An unlikely animal is the new face of renewable energy in the US. The “duck” curve illustrates the load shape some grid operators expect to contend with as increasing levels of wind and solar resources create ramping challenges for conventional generation. Join just about any industry conference or conversation about integrating renewables, and the duck surfaces to stick its neck into the conversation.

While some entrenched interests use the duck to support the argument that integrating renewable resources is nearly impossible and to call for rolling back renewable portfolio standards, the duck presents an opportunity to manage the grid with greater efficiency, increased energy security, and lower emissions. The “coming of the duck” and the portfolio of solutions available to “teach the duck to fly” have been hiding in plain sight for years. Whether you Deal with the Duck, or Teach it to Fly, a wide variety of tools exist to flatten the load shape, and integrate greater amounts of renewable energy onto the grid.

In Teaching the Duck to Fly, Jim Lazar takes aim at the duck curve and provides readily available options utilities can use to adapt to high penetrations of variable renewables without turning into sitting ducks. Metaphorically, Mr. Lazar teaches the duck to fly by applying existing opportunities in energy storage, energy pricing, demand response, and renewable energy technologies to flatten load shapes.

Mr. Lazar suggests ten low-carbon strategies that utilities can mix and match to create a load shape that can be met with existing resources.

“Each of the strategies—such as implementing aggressive demand response programs or targeting efficiency to the hours when load ramps up sharply—creates modest changes in the load shape,” said Mr. Lazar. “But, when combined, they completely solve the problem by turning the sitting duck into a streamlined flying duck. The resulting load curve is easier to serve than the projected load would have been, even without the addition of renewable resources.”

Although the ten strategies leverage existing technology, wholesale market rules often reward utilities for investing in inflexible, baseload plants incapable of ramping in response to variable renewable resources. Evolving markets to treat demand-side resources the same as supply-side and purchase resources based on their flexible capabilities will send the right price signals to utilities to invest in the technologies needed to flatten the duck curve.

Potential market adaptations include paying for fast-ramping services, creating more accurate price signals that mean more money for resources that are flexible and fast-acting and less money for those that aren’t, and allowing demand response to bid into energy, services, and capacity markets. RAP’s Mike Hogan and Bentham Paulos, of America’s Power Plan, expand on these market design ideas in the January 2014 edition of Public Utilities Fortnightly.
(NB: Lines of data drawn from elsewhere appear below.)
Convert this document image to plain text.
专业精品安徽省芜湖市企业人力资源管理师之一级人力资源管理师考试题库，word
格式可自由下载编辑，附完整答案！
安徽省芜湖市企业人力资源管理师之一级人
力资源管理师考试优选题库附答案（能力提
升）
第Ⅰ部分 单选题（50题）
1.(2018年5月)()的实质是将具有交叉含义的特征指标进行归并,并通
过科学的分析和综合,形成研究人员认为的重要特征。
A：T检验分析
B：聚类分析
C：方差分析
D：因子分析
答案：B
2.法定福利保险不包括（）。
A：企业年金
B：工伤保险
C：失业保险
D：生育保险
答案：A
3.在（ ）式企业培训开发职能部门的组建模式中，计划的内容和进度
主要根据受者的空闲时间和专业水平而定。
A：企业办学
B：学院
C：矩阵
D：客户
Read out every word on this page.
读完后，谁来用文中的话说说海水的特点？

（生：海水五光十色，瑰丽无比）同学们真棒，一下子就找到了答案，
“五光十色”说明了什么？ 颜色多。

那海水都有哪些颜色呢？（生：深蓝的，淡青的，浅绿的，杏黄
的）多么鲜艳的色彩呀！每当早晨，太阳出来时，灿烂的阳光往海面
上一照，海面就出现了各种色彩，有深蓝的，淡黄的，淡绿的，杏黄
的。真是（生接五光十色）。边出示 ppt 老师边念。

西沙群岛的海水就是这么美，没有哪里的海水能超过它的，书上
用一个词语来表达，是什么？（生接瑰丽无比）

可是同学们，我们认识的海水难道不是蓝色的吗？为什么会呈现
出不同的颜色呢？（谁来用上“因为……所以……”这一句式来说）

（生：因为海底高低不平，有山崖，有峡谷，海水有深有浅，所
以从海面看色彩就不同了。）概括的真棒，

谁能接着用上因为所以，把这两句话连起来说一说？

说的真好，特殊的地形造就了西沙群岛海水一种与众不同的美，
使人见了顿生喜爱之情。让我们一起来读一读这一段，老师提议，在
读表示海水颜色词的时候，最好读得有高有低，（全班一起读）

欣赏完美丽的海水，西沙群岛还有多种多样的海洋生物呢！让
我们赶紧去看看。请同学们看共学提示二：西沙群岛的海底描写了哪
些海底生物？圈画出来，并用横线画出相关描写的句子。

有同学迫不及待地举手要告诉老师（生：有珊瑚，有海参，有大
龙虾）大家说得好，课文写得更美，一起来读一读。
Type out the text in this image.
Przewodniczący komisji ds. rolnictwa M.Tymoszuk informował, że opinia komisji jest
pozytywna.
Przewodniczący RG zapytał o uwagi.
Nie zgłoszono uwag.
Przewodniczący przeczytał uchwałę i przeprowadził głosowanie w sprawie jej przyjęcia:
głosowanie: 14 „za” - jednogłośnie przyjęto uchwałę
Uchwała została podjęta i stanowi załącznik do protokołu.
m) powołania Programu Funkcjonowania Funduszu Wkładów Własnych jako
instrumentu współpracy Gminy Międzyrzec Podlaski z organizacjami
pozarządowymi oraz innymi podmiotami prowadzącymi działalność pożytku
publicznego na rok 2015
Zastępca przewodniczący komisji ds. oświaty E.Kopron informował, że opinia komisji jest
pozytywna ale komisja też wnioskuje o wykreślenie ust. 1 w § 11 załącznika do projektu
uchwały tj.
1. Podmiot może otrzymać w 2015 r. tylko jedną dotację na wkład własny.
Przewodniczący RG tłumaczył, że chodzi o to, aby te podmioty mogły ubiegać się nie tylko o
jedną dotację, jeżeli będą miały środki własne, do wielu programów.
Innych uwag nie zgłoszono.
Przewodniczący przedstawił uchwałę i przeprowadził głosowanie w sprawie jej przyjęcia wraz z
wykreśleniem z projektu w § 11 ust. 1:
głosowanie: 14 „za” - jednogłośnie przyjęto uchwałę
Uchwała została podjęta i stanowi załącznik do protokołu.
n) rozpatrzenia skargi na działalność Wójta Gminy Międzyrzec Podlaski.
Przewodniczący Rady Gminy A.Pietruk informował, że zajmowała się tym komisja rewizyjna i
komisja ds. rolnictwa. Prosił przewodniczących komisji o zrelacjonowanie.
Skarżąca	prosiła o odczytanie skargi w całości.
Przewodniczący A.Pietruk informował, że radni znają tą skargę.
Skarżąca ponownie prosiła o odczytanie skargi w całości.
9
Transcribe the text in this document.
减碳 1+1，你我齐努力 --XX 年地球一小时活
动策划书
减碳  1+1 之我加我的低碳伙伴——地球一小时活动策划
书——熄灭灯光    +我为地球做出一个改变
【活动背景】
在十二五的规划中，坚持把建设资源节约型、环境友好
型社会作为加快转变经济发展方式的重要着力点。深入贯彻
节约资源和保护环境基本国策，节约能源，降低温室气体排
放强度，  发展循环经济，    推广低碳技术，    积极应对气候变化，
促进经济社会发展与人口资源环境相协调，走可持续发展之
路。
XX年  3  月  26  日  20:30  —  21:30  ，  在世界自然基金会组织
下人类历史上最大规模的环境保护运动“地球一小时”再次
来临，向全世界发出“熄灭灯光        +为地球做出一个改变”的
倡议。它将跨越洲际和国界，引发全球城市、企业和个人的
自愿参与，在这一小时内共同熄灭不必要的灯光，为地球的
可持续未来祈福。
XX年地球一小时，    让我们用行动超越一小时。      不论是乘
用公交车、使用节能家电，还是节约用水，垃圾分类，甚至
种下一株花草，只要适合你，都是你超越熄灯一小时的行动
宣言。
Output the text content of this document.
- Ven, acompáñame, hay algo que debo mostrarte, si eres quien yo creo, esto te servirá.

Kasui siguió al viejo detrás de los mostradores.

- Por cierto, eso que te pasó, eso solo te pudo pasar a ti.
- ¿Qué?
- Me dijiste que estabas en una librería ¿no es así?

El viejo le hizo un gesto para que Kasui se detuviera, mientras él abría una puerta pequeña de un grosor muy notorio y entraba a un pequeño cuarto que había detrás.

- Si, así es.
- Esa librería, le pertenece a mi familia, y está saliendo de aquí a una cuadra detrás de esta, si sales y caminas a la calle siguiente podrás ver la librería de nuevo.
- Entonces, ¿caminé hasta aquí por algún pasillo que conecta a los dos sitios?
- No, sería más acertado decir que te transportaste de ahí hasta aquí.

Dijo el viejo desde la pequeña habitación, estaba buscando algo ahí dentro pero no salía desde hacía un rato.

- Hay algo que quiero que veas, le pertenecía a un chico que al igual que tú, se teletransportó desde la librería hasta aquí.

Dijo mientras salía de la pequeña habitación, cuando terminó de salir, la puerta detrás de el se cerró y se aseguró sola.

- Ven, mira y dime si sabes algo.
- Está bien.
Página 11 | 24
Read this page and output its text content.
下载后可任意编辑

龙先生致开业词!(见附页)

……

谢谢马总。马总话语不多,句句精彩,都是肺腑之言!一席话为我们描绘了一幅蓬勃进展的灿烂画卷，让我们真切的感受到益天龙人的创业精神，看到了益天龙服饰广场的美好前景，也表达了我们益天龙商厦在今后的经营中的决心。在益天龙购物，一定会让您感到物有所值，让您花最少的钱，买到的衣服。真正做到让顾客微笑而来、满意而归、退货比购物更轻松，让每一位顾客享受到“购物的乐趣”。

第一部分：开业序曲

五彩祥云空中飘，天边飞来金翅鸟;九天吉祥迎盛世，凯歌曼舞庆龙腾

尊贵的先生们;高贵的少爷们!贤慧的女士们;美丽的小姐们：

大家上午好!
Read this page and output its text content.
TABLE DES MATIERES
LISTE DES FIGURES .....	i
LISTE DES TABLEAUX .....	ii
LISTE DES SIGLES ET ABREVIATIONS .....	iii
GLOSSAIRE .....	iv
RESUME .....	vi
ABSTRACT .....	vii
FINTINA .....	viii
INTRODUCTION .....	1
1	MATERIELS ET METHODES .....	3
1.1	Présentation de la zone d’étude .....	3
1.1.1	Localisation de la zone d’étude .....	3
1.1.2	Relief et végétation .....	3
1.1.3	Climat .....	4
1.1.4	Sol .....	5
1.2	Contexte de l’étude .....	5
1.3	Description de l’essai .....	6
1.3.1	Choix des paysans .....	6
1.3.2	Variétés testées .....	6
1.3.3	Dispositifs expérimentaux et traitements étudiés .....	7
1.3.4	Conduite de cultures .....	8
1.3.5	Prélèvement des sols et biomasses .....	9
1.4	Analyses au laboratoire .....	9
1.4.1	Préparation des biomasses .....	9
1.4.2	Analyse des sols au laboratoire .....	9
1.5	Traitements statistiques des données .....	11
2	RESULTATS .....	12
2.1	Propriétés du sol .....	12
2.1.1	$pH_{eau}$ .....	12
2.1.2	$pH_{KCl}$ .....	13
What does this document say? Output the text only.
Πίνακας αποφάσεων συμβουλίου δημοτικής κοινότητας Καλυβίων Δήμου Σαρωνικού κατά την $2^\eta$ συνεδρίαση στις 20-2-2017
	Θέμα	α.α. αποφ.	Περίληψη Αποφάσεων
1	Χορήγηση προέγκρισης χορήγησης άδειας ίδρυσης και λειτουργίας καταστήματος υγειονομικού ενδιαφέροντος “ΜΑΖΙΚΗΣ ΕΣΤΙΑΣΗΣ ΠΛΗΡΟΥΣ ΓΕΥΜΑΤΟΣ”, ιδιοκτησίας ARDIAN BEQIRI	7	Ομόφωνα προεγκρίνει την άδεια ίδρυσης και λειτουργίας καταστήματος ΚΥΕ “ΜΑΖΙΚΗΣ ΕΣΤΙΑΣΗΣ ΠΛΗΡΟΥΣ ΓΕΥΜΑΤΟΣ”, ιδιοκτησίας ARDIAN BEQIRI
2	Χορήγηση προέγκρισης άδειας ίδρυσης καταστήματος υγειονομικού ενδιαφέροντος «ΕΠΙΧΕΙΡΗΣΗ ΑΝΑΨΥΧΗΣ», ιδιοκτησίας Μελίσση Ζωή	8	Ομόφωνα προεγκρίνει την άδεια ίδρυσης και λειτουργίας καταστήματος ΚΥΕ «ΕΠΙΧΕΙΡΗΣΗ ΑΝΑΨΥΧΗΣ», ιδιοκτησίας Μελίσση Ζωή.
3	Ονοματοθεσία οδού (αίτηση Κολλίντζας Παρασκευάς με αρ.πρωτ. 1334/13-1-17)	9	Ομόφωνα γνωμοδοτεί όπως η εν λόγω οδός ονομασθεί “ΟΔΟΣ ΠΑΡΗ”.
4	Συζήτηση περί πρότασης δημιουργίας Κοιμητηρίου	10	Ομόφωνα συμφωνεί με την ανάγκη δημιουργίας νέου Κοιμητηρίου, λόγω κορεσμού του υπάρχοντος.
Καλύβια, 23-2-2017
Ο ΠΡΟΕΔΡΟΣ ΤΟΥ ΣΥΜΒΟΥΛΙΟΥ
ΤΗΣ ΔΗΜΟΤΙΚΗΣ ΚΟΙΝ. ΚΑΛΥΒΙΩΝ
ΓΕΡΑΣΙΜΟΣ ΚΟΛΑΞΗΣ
The duck curve is not the “Duck of Doom” many have made it out to be. Rather, the duck presents an opportunity for utilities and regulators alike to evaluate resource decisions and move towards those with greater flexibility, enhanced reliability, and lower cost than conventional generation. The resulting grid will be better able to integrate the renewable resources consumers demand, and the transition much more cost-effective.